The Expectation of Privacy
May 4, 2015 § 4 Comments
The MSSC last Thursday published a new MRCP 5.1 that imposes some important privacy protections to all filings in chancery court — both electronic and paper. Here is the new rule, which went into effect April 30, 2015:
RULE 5.1. PRIVACY PROTECTION FOR FILINGS MADE WITH THE COURT
(a) Redacted Filings. Unless the court orders otherwise, in an electronic or paper filing with the court that contains an individual’s social-security number, taxpayer-identification number, or birth date, the name of an individual known to be a minor, or a financial-account number, a party or nonparty making the filing may include only:
(1) the last four digits of the social-security number and taxpayer-identification number;
(2) the year of the individual’s birth;
(3) the minor’s initials; and
(4) the last four digits of the financial-account number.

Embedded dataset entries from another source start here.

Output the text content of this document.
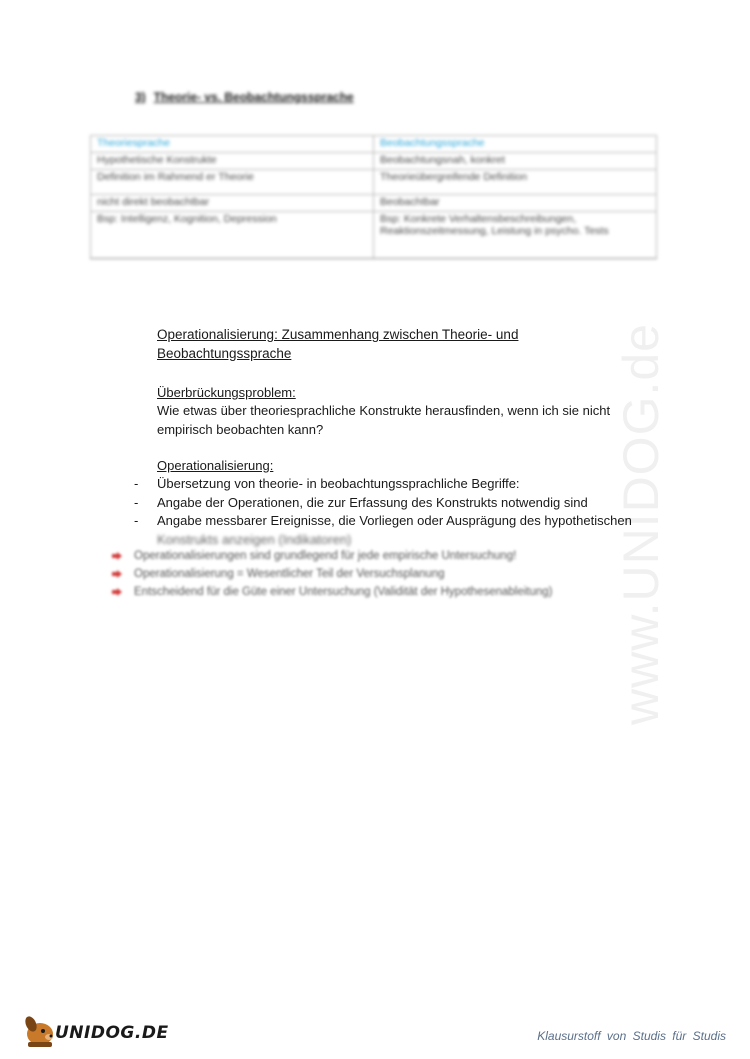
3) Theorie- vs. Beobachtungssprache
Theoriesprache	Beobachtungssprache
Hypothetische Konstrukte	Beobachtungsnah, konkret
Definition im Rahmend er Theorie	Theorieübergreifende Definition
nicht direkt beobachtbar	Beobachtbar
Bsp: Intelligenz, Kognition, Depression	Bsp: Konkrete Verhaltensbeschreibungen, Reaktionszeitmessung, Leistung in psycho. Tests
www.UNIDOG.de
Operationalisierung: Zusammenhang zwischen Theorie- und
Beobachtungssprache
Überbrückungsproblem:
Wie etwas über theoriesprachliche Konstrukte herausfinden, wenn ich sie nicht
empirisch beobachten kann?
Operationalisierung:
- Übersetzung von theorie- in beobachtungssprachliche Begriffe:
- Angabe der Operationen, die zur Erfassung des Konstrukts notwendig sind
- Angabe messbarer Ereignisse, die Vorliegen oder Ausprägung des hypothetischen
Konstrukts anzeigen (Indikatoren)
Operationalisierungen sind grundlegend für jede empirische Untersuchung!
Operationalisierung = Wesentlicher Teil der Versuchsplanung
Entscheidend für die Güte einer Untersuchung (Validität der Hypothesenableitung)
UNIDOG.DE	Klausurstoff von Studis für Studis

(b) Exemptions from the Redaction Requirement. The redaction requirement does not apply to the following:
(1) a financial-account number that identifies the property allegedly subject to forfeiture in a forfeiture proceeding;
(2) the record of an administrative or agency proceeding; and
(3) the record of a court or tribunal, if that record was not subject to the redaction requirement when originally filed.

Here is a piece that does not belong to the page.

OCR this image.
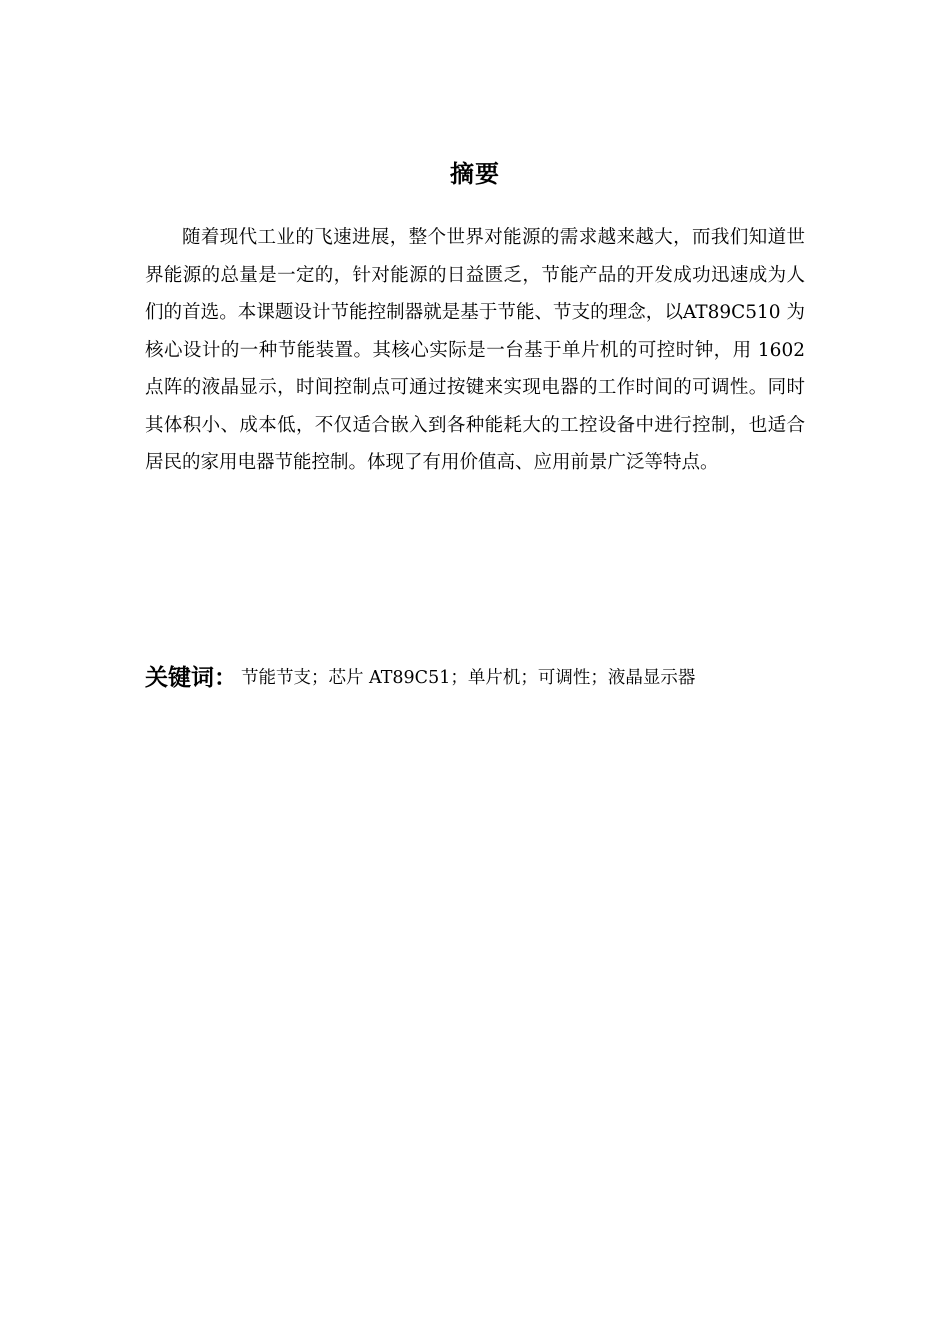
摘要

随着现代工业的飞速进展，整个世界对能源的需求越来越大，而我们知道世界能源的总量是一定的，针对能源的日益匮乏，节能产品的开发成功迅速成为人们的首选。本课题设计节能控制器就是基于节能、节支的理念，以AT89C510 为核心设计的一种节能装置。其核心实际是一台基于单片机的可控时钟，用 1602 点阵的液晶显示，时间控制点可通过按键来实现电器的工作时间的可调性。同时其体积小、成本低，不仅适合嵌入到各种能耗大的工控设备中进行控制，也适合居民的家用电器节能控制。体现了有用价值高、应用前景广泛等特点。

关键词： 节能节支；芯片 AT89C51；单片机；可调性；液晶显示器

(c) Filings Made Under Seal. The court may order that a filing be made under seal without redaction. The court may later unseal the filing or order the person who made the filing to file a redacted version for the public record.
(d) Protective Orders. For good cause, the court may by order in a case:
(1) require redaction of additional information; or
(2) limit or prohibit a nonparty’s remote electronic access to a document filed with the court.
(e) Option for Additional Unredacted Filing Under Seal. A person making a redacted filing may also file an unredacted copy under seal. The court must retain the unredacted copy as part of the record.
(f) Option for Filing a Reference List. A filing that contains redacted information may be filed together with a reference list that identifies each item of redacted information and specifies an appropriate identifier that uniquely corresponds to each item listed. The list must be filed under seal and may be amended as of right. Any reference in the case to a listed identifier will be construed to refer to the corresponding item of information.
(g) Waiver of Protection of Identifiers. A person waives the protection of Rule 5.1(a) as to the person’s own information by filing it without redaction and not under seal.
These same restrictions, in slightly different form, are in Section 9 of the Electronic Courts Administrative Procedures. This amendment to the MRCP extends the existing electronic filing privacy protections to paper, or conventional, filings.
From a practice standpoint:
- Tax returns need to be scrutinized carefully. It’s not enough to redact the taxpayers’ SSN’s at the top of the returns. The children’s names and SSN’s are also on the return. Schedule C may include a taxpayer ID number.
- On 8.05’s, use the initials of the children and their ages rather than their full names and birth dates. As for the parties, again, use their ages and not birthdates. For financial accounts, use only the last four digits. Do not include taxpayer ID numbers anywhere.
- If you slip up and include any of the proscribed information, you will be deemed to have waived the protection of the rule for your client. If that results in any damage due to identity theft or other misuse, you could be called to account.
The obvious purpose of this amendment is to prevent identity thieves from trolling for SSN’s and birthdates. Keeping the children’s names out protects them from predators.
This rule is in effect right now. School your staff in its requirements and begin observing them yourself. Discovery, particularly voluminous discovery, is typically chock full of this kind of private information. You need to be diligent to protect the interest of your clients.